Middle Management Vanishing? Tuck Professor vs. Simon Dean

Andrew Ainslie, Dean of the University of Rochester's Simon School

Andrew Ainslie, Dean of the University of Rochester’s Simon School

Ainslie sees no need for compulsory, specific leadership education in B-schools. “My personal belief is that leadership should be something that’s an elective,” Ainslie says. “Most people aren’t going to be truly leaders in the sense of leading 40, 50, or a thousand people. You don’t get those jobs when you’re 30.” Leadership education belongs in executive business programs, Ainslie believes. “Let’s be honest, how much do you remember about what you learned 10 years ago? Why are we doing it now?” he says.

DATA ANALYTICS SKILLS MORE IMPORTANT FOR NEW MBAS?

And, Ainslie points out, bringing leadership into the core curriculum must in most cases bump something out. And he says there’s a much more important skills area that needs to be taught to MBA students, in response to a “huge trend” in management: the need for data-analytics skills. Ainslie says that if he accepts, for the sake of argument, Finkelstein’s hypothesis about middle-management’s disappearance, that would suggest schools need to train MBA students for the jobs that do exist, especially in a field where demand for specifically trained managers is expanding. “His hypothesis would lead me to conclude that we don’t need more leadership classes – we do need more analytics classes,” Ainslie says.

The general makeup of lower-ranked schools’ networks of alumni and industry contacts puts them at a disadvantage in providing graduates with opportunities beyond middle management, Finkelstein says. “It’s an example where the rich get richer,” Finkelstein says. “Once you have a network you can grow that network. For better of for worse, most of the top schools have that. When you go to the second or third tier, they have a network, but that network is mostly middle management.”

Schools below the top tier are not doomed to churn students out into an economy where they will find few jobs, however, Finkelstein says. The USC Marshall School and the University of North Carolina Kenan-Flagler Business School have built strong and productive connections with business in their regions, becoming “big-time players” on a local level but “much less so on a national scale,” he says.
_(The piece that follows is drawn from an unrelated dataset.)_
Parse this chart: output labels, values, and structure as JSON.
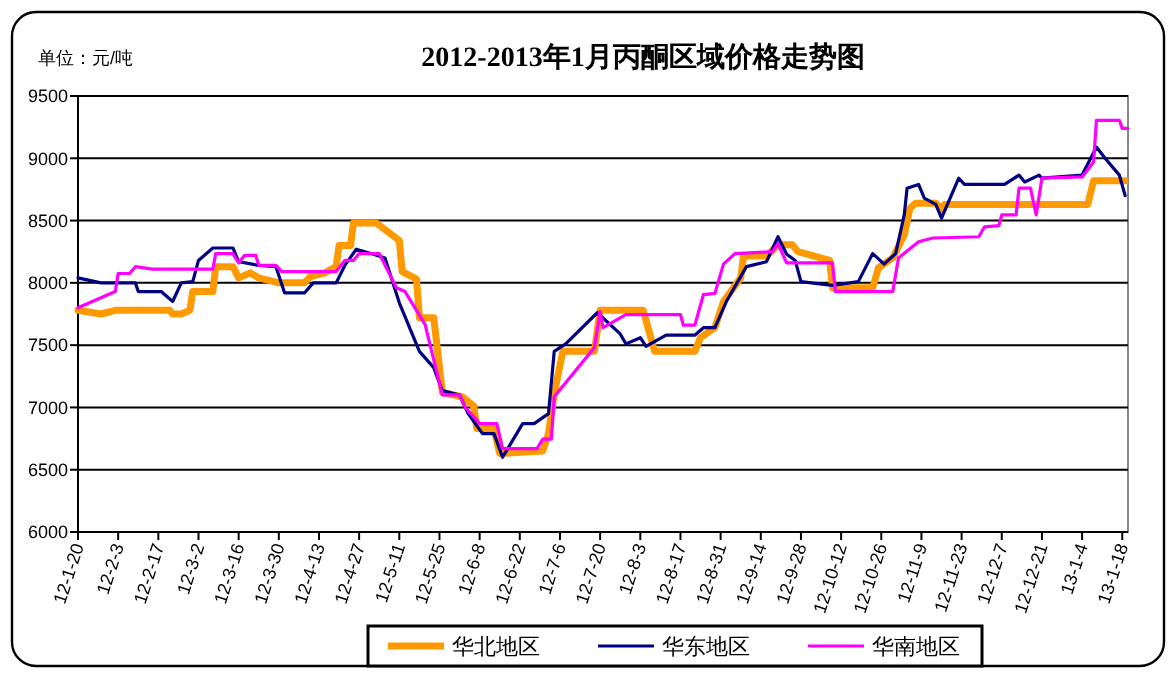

Schools can provide business education targeted at specific industry sectors that gives graduates the skills to accelerate into positions “where they’re actually making stuff happen,” he says.

Definitions of what constitutes middle management vary, but the Wall Street Journal in 2013 reported that for June of that year, average compensation for the top five U.S. middle management jobs – including positions in fields many MBAs enter, such as engineering, tax, IT, and risk – ranged from $108,000 (risk) to $124,000 (engineering).

GALLUP CEO PRAISES MIDDLE MANAGERS AS KEY TO SUCCESS, PROFIT

In Gallup’s 2013 State of the Global Workplace report, Gallup CEO Jim Clifton wrote an impassioned defense of the role of middle management in promoting employee engagement and boosting profit. “Great managers already know what decades of Gallup research has revealed: Trying to get employees to fix their weaknesses doesn’t work,” Clifton wrote. “Weaknesses can’t be developed much at all – but employees’ strengths can be developed infinitely. “If companies throughout your country hire the right people to lead and actively encourage the engagement of their workforces, economic dominance will be sure to follow.”

Finkelstein may highlight increasing span of control as an indication of shrinking middle management, but Ainslie believes MBA programs’ placement success shows otherwise. “We had fantastic numbers, and we had great numbers last year,” Ainslie says. “People are definitely taking our product.” Ainslie predicts that the next U.S. News business school rankings will support his view. “I pretty much guarantee you that pretty much every business school is going to be reporting higher numbers of employed, and higher salaries,” Ainslie says. “I’m not sure I would want to mess too much with a model that seems to be working pretty well.”